De la monnaire de singe, peut-être, mais de la bonne came en tout cas.

Arnaque, Banane et Cacahuètes (2010). A notre époque, le commandant Franck Ramos s’apprête à réaliser la mission d’une vie : il a été choisi pour être le premier homme à aller sur Mars. Après quelques déboires administratifs, il accompli sa mission avec succès. Sauf qu’en rentrant sur terre, les choses ont légèrement changé suite à une guerre atomique mondiale…
Alors, bienvenue à Los Animales, version futuriste de notre beau caillou où la folie humaine a eu raison de la civilisation actuelle. Maintenant, les animaux sont les rois, et les espèces cohabitent de façon… et bien c’est très bien résumé dès la première page par l’auteur : « Les animaux sont bien aussi cons que leurs prédécesseurs ». Au milieu de tout ce bazar où la loi du plus fort fait aussi foi de règle d’or, Jack Mandrill le babouin, et Hammerfirst le gorille forment un duo de choc et tentent de défendre leur place dans la chaine alimentaire. Pour se faire, ces deux raclures top niveau n’hésitent pas à se fourrer dans les deals les plus sordides du coin. Alcools, drogues, sexe et violences, les deux compères mènent une vie que même Tony Montana leur jalouserait dans le but ultime de profiter de la vie au maximum et de ramasser le plus de cacahuètes possibles.
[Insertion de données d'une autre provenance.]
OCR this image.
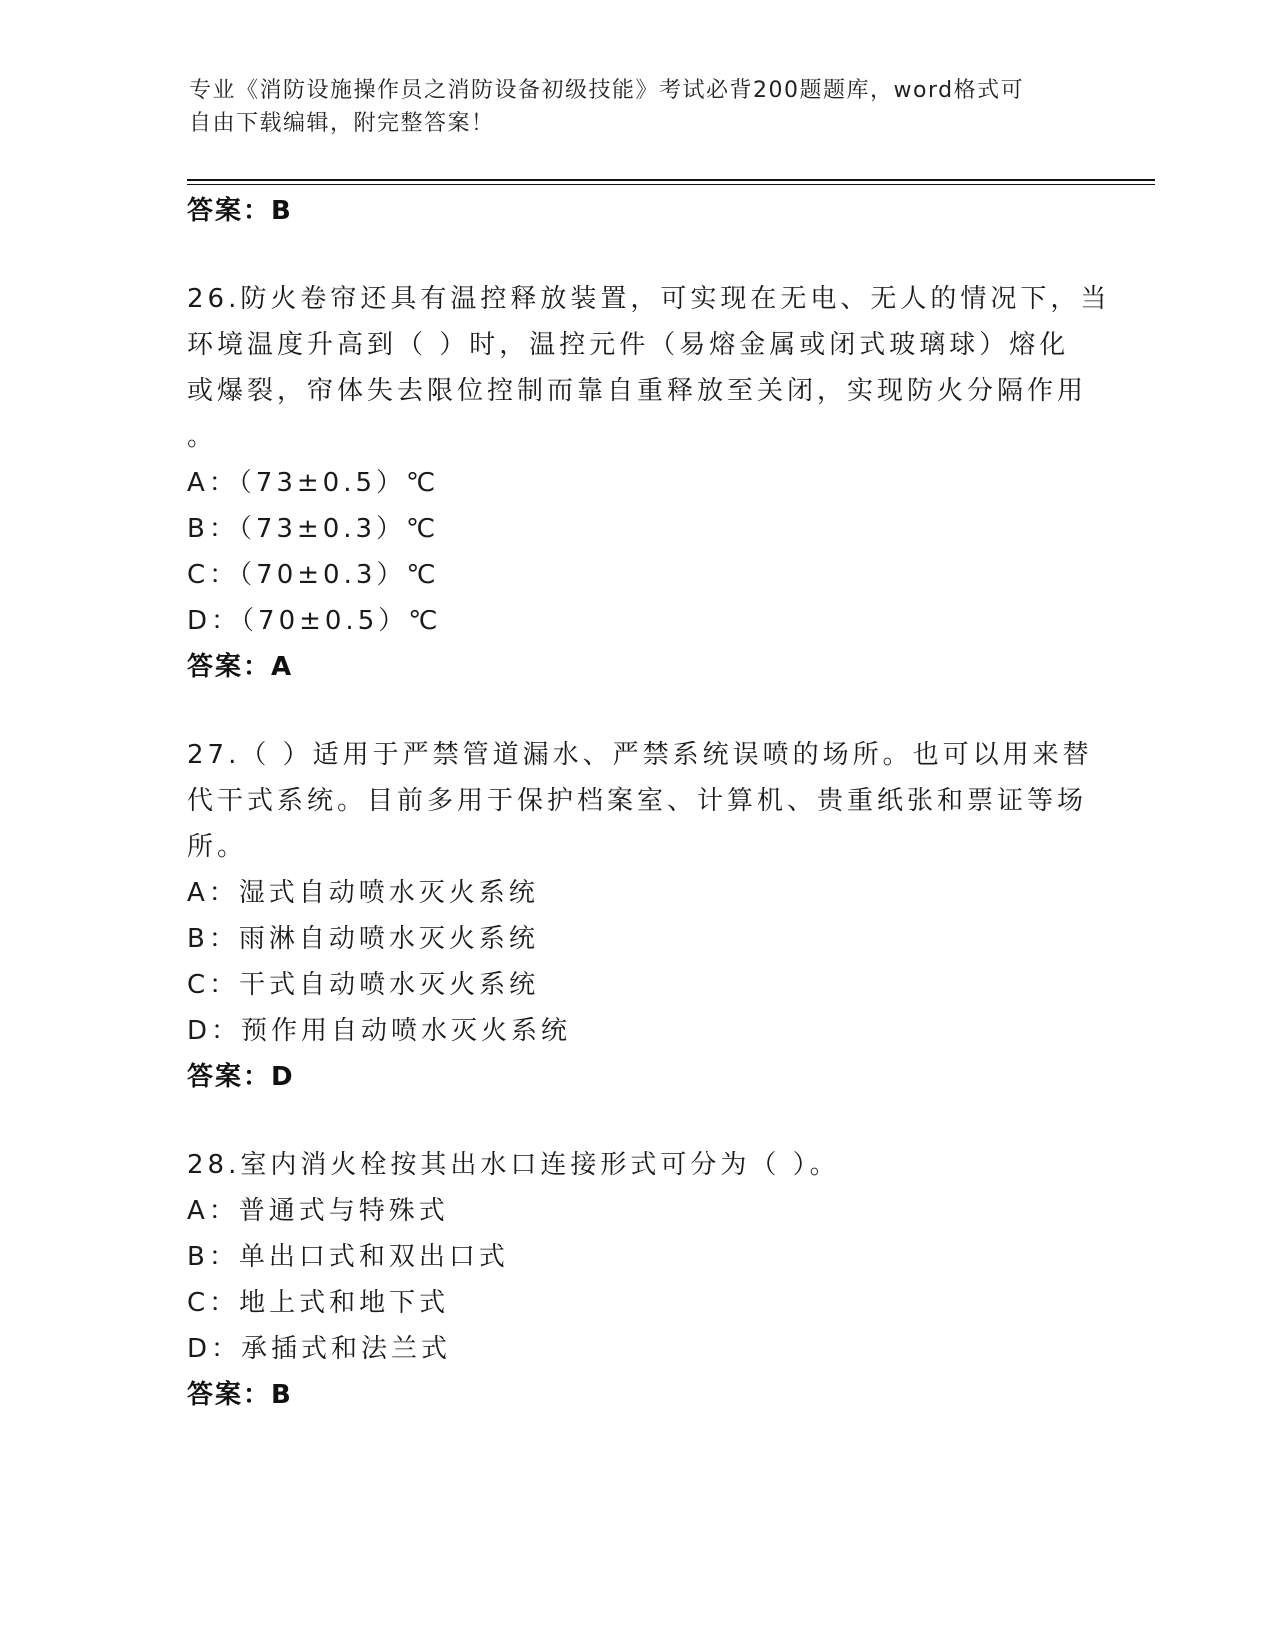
专业《消防设施操作员之消防设备初级技能》考试必背200题题库，word格式可
自由下载编辑，附完整答案！
答案：B
26.防火卷帘还具有温控释放装置，可实现在无电、无人的情况下，当
环境温度升高到（ ）时，温控元件（易熔金属或闭式玻璃球）熔化
或爆裂，帘体失去限位控制而靠自重释放至关闭，实现防火分隔作用
。
A：（73±0.5）℃
B：（73±0.3）℃
C：（70±0.3）℃
D：（70±0.5）℃
答案：A
27.（ ）适用于严禁管道漏水、严禁系统误喷的场所。也可以用来替
代干式系统。目前多用于保护档案室、计算机、贵重纸张和票证等场
所。
A：湿式自动喷水灭火系统
B：雨淋自动喷水灭火系统
C：干式自动喷水灭火系统
D：预作用自动喷水灭火系统
答案：D
28.室内消火栓按其出水口连接形式可分为（ ）。
A：普通式与特殊式
B：单出口式和双出口式
C：地上式和地下式
D：承插式和法兰式
答案：B
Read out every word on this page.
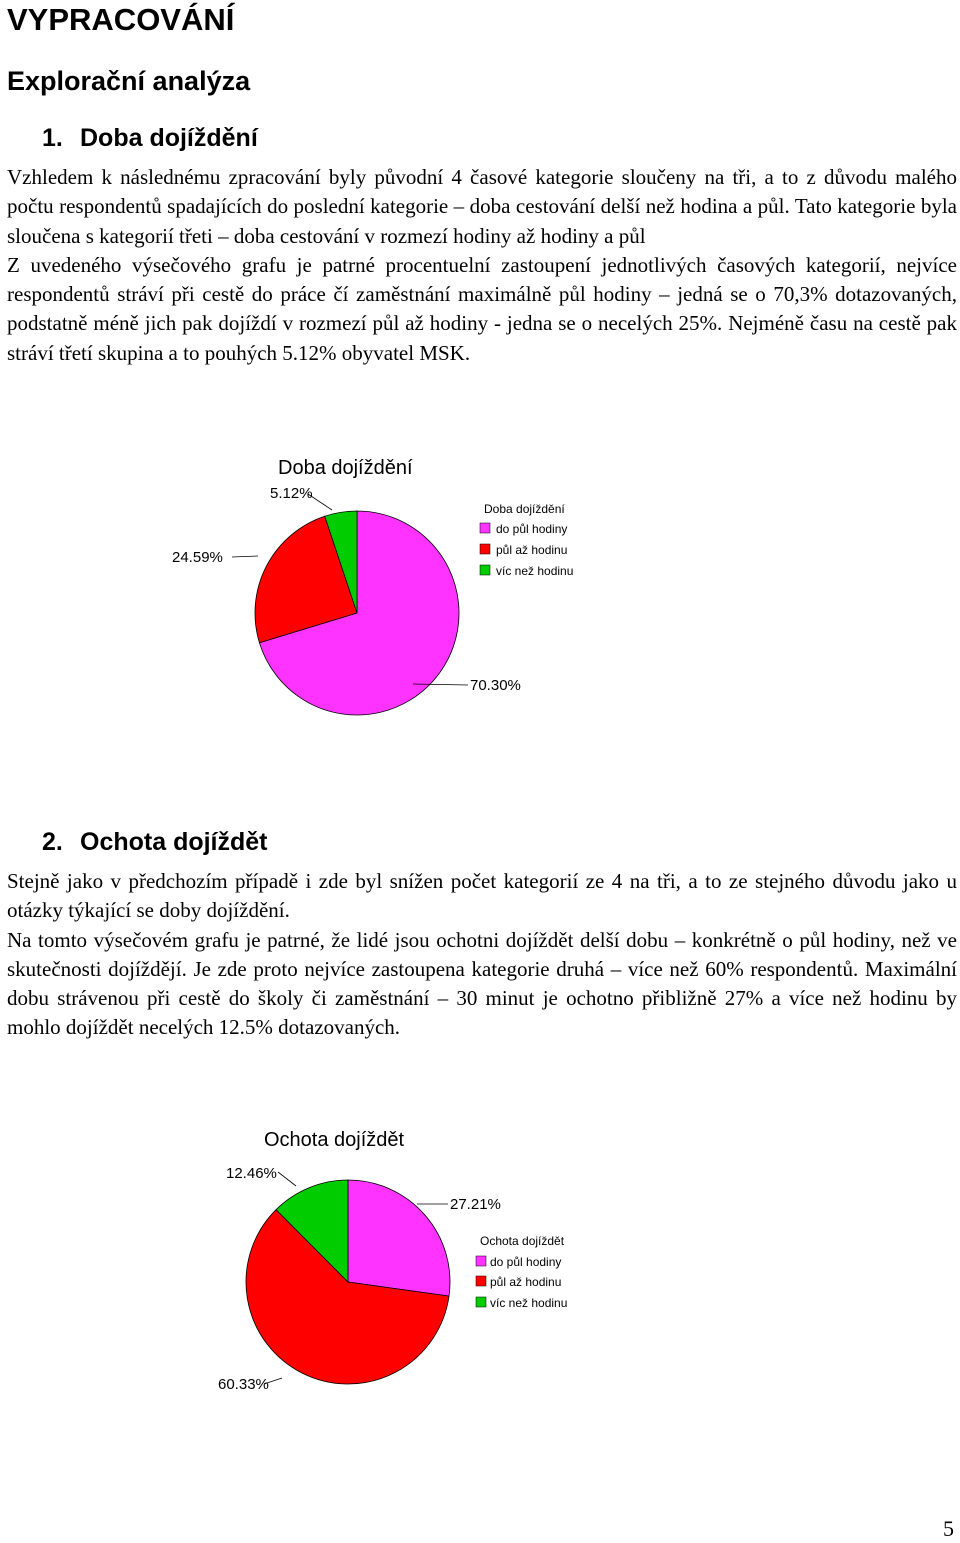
VYPRACOVÁNÍ
Explorační analýza
1. Doba dojíždění

Vzhledem k následnému zpracování byly původní 4 časové kategorie sloučeny na tři, a to z důvodu malého počtu respondentů spadajících do poslední kategorie – doba cestování delší než hodina a půl. Tato kategorie byla sloučena s kategorií třeti – doba cestování v rozmezí hodiny až hodiny a půl

Z uvedeného výsečového grafu je patrné procentuelní zastoupení jednotlivých časových kategorií, nejvíce respondentů stráví při cestě do práce čí zaměstnání maximálně půl hodiny – jedná se o 70,3% dotazovaných, podstatně méně jich pak dojíždí v rozmezí půl až hodiny - jedna se o necelých 25%. Nejméně času na cestě pak stráví třetí skupina a to pouhých 5.12% obyvatel MSK.

Doba dojíždění
70.30%
24.59%
5.12%
Doba dojíždění
do půl hodiny
půl až hodinu
víc než hodinu
2. Ochota dojíždět

Stejně jako v předchozím případě i zde byl snížen počet kategorií ze 4 na tři, a to ze stejného důvodu jako u otázky týkající se doby dojíždění.

Na tomto výsečovém grafu je patrné, že lidé jsou ochotni dojíždět delší dobu – konkrétně o půl hodiny, než ve skutečnosti dojíždějí. Je zde proto nejvíce zastoupena kategorie druhá – více než 60% respondentů. Maximální dobu strávenou při cestě do školy či zaměstnání – 30 minut je ochotno přibližně 27% a více než hodinu by mohlo dojíždět necelých 12.5% dotazovaných.

Ochota dojíždět
27.21%
60.33%
12.46%
Ochota dojíždět
do půl hodiny
půl až hodinu
víc než hodinu
5
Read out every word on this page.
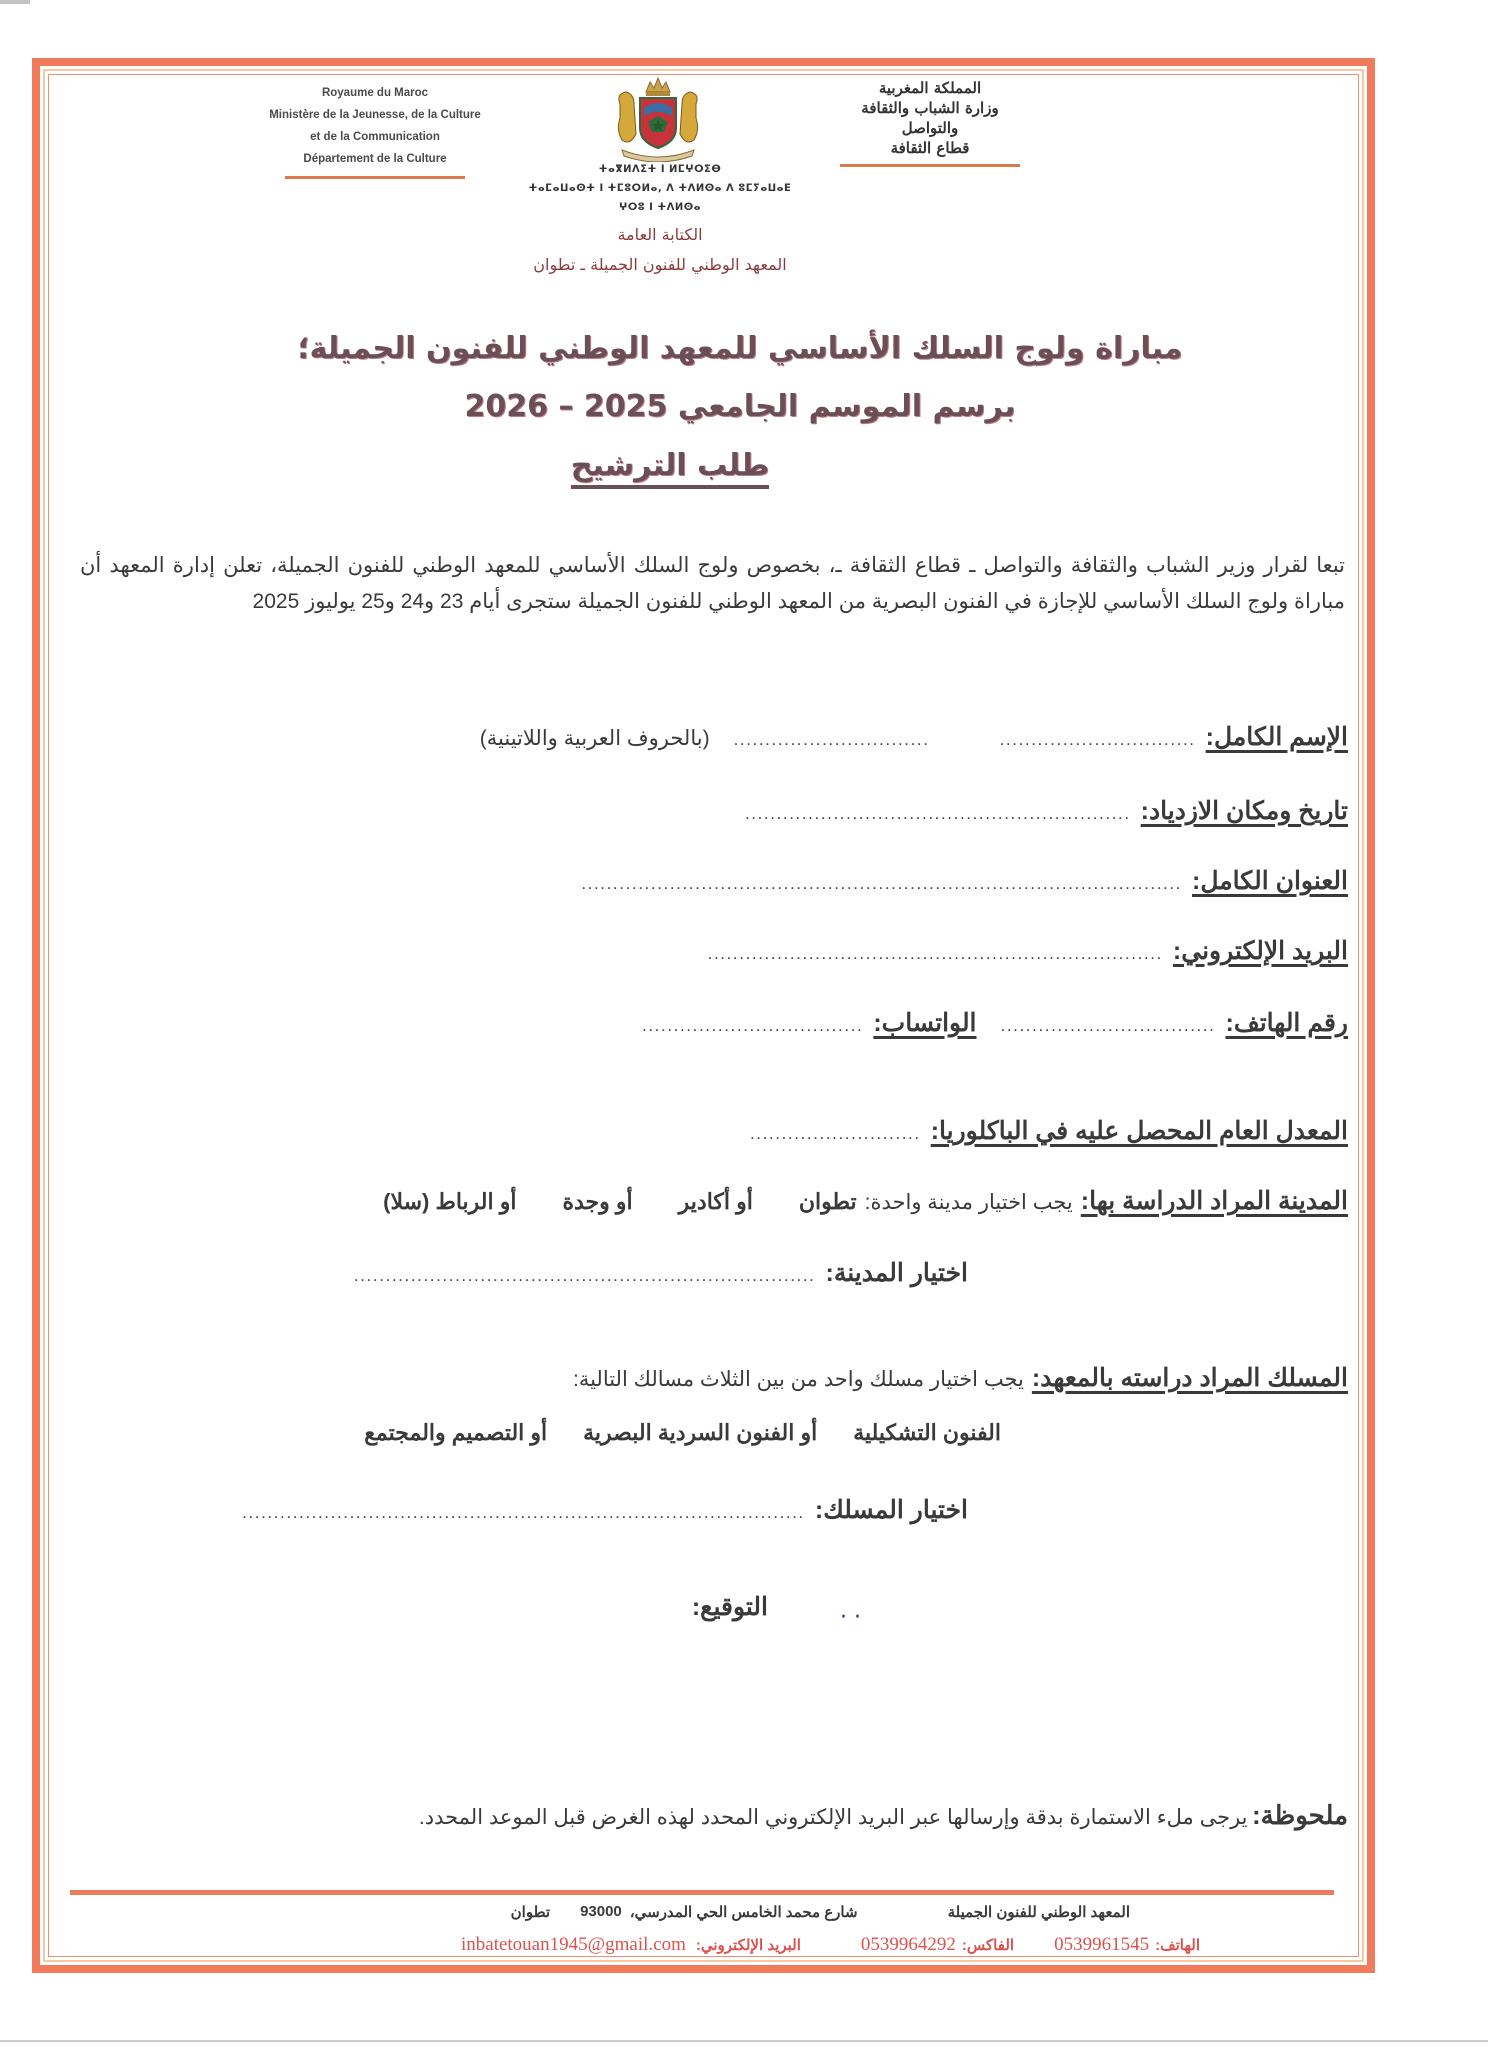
Royaume du Maroc
Ministère de la Jeunesse, de la Culture
et de la Communication
Département de la Culture
ⵜⴰⴳⵍⴷⵉⵜ ⵏ ⵍⵎⵖⵔⵉⴱ
ⵜⴰⵎⴰⵡⴰⵙⵜ ⵏ ⵜⵎⵓⵔⵍⴰ, ⴷ ⵜⴷⵍⵙⴰ ⴷ ⵓⵎⵢⴰⵡⴰⴹ
ⵖⵔⵓ ⵏ ⵜⴷⵍⵙⴰ
الكتابة العامة
المعهد الوطني للفنون الجميلة ـ تطوان
المملكة المغربية
وزارة الشباب والثقافة
والتواصل
قطاع الثقافة
مباراة ولوج السلك الأساسي للمعهد الوطني للفنون الجميلة؛
برسم الموسم الجامعي 2025 – 2026
طلب الترشيح
تبعا لقرار وزير الشباب والثقافة والتواصل ـ قطاع الثقافة ـ، بخصوص ولوج السلك الأساسي للمعهد الوطني للفنون الجميلة، تعلن إدارة المعهد أن مباراة ولوج السلك الأساسي للإجازة في الفنون البصرية من المعهد الوطني للفنون الجميلة ستجرى أيام 23 و24 و25 يوليوز 2025
الإسم الكامل:
...............................
...............................
(بالحروف العربية واللاتينية)
تاريخ ومكان الازدياد:
.............................................................
العنوان الكامل:
...............................................................................................
البريد الإلكتروني:
........................................................................
رقم الهاتف:
..................................
الواتساب:
...................................
المعدل العام المحصل عليه في الباكلوريا:
...........................
المدينة المراد الدراسة بها:
يجب اختيار مدينة واحدة:
تطوان
أو أكادير
أو وجدة
أو الرباط (سلا)
اختيار المدينة:
.........................................................................
المسلك المراد دراسته بالمعهد:
يجب اختيار مسلك واحد من بين الثلاث مسالك التالية:
الفنون التشكيلية
أو الفنون السردية البصرية
أو التصميم والمجتمع
اختيار المسلك:
.........................................................................................
التوقيع:	· ·
ملحوظة: يرجى ملء الاستمارة بدقة وإرسالها عبر البريد الإلكتروني المحدد لهذه الغرض قبل الموعد المحدد.
المعهد الوطني للفنون الجميلة
شارع محمد الخامس الحي المدرسي،
93000
تطوان
الهاتف:
0539961545
الفاكس:
0539964292
البريد الإلكتروني:
inbatetouan1945@gmail.com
Les cacahuètes sont cuites (2013). El Diablo (Lascars, Doggybags ou le récent et autobiographique Wesh! Caribou) livre un scénario sans concession, avec de l’humour, de l’action, des rebondissements, et une histoire complète en trois tomes où nous découvrons le pourquoi du comment jusqu’à la dernière page. Il joue à merveille avec les paradoxes des failles spatio-temporelles pour justifier la cohérence des personnages.
Pozla (Carnet de santé foireuse) l’Amiénois qui, pour rappel, a réussi à gagner deux prix au festival d’Angoulême sur les quatre tomes que composent sa bibliographie, se lâche totalement grâce à ce scénario déjanté au possible. La patte de ce dessinateur reconnaissable entre mille est vraiment bien adaptée à l’histoire, et ça part complètement en vrille au Croco Night, à l’Eglise reformée du Jambon doré ou encore au quartier des pinces…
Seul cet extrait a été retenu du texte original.